To address this gap, the team has developed the Beat Thang Music Production System ($999), a portable music production machine, which will be released later this year. “Beat Thang supplies not just synthesized drum sounds, but a full range of synth and acoustic instruments to create with—keys, strings, guitars, bells, special effects, vocal effects, etc.,” notes Mitchell. “The MPC needs an outlet, but BT can be charged and then run on batteries like a laptop.” The company has also created Beat Thang Virtual for the Macintosh and PC ($149), a software solution that ships with more than 3,000 original sounds. It’s available at Beat Kangz’s Website and through retailers such as Guitar Center and Sam Ash Music. And, of course, they’ve created an iPhone app, Playa Thang.
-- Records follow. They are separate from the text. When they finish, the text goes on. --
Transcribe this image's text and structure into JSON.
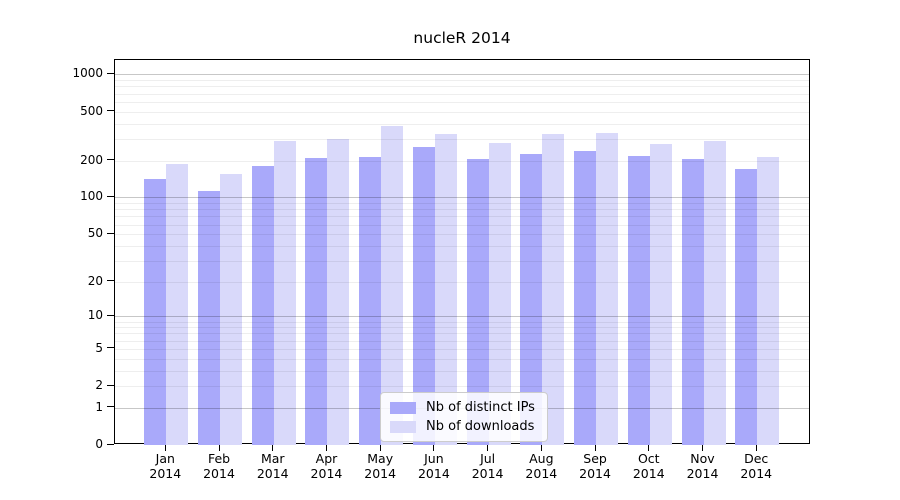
{
  "title": "nucleR 2014",
  "legend": {
    "items": [
      {
        "label": "Nb of distinct IPs",
        "color": "#a9a9fa"
      },
      {
        "label": "Nb of downloads",
        "color": "#d9d9fa"
      }
    ]
  },
  "chart_data": {
    "type": "bar",
    "title": "nucleR 2014",
    "categories": [
      "Jan",
      "Feb",
      "Mar",
      "Apr",
      "May",
      "Jun",
      "Jul",
      "Aug",
      "Sep",
      "Oct",
      "Nov",
      "Dec"
    ],
    "year_label": "2014",
    "series": [
      {
        "name": "Nb of distinct IPs",
        "color": "#a9a9fa",
        "values": [
          142,
          113,
          182,
          209,
          212,
          260,
          204,
          225,
          241,
          219,
          207,
          170
        ]
      },
      {
        "name": "Nb of downloads",
        "color": "#d9d9fa",
        "values": [
          189,
          155,
          286,
          298,
          385,
          330,
          279,
          331,
          333,
          274,
          286,
          212
        ]
      }
    ],
    "xlabel": "",
    "ylabel": "",
    "y_scale": "log1p",
    "ylim": [
      0,
      1300
    ],
    "y_ticks": [
      0,
      1,
      2,
      5,
      10,
      20,
      50,
      100,
      200,
      500,
      1000
    ],
    "grid_major": [
      1,
      10,
      100,
      1000
    ],
    "grid_minor": [
      2,
      3,
      4,
      5,
      6,
      7,
      8,
      9,
      20,
      30,
      40,
      50,
      60,
      70,
      80,
      90,
      200,
      300,
      400,
      500,
      600,
      700,
      800,
      900
    ],
    "grid": "on",
    "legend_position": "inside-bottom-center",
    "bar_colors": {
      "distinct_ips": "#a9a9fa",
      "downloads": "#d9d9fa"
    }
  }
}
With the products, Mitchell says, “We’re speaking to an audience that hasn’t been spoken to before.” Emmanuel adds, “The kinds of machines we wanted weren’t being created. We wanted to show the industry that there’s a whole group of people that are underserved.”
The two are not novices in this space. Mitchell, a former computer scientist with the U.S. Geological Survey, helped adapt GPS from military to civilian use and is an award-winning artist and producer. Emmanuel is a former international representative for Sam Ash Music Corp. and Samson Technologies, and an independent hip-hop artist. In 2004, the two collaborated on the SB-246 StreetBoxx for Tokyo-based Zoom Corp., developing the concept and sound set design, and identifying the target market.
Mitchell and Emmanuel combined forces (with another co-founder, Luke Jackson) to form Beat Kangz Electronics in 2007. That same year they secured $1.5 million in venture funding from BPI Entertainment Group L.L.C.; they expect revenues of $9 million by year-end.
“There is a paradigm shift taking place in the music industry,” says Mitchell. Lately there’s a flood of artists looking into tech. It just makes sense to service the independent artist.” What’s next for Beat Kangz? “We’re listening to the market,” Mitchell says. “We want to be driven by the voice of the people.”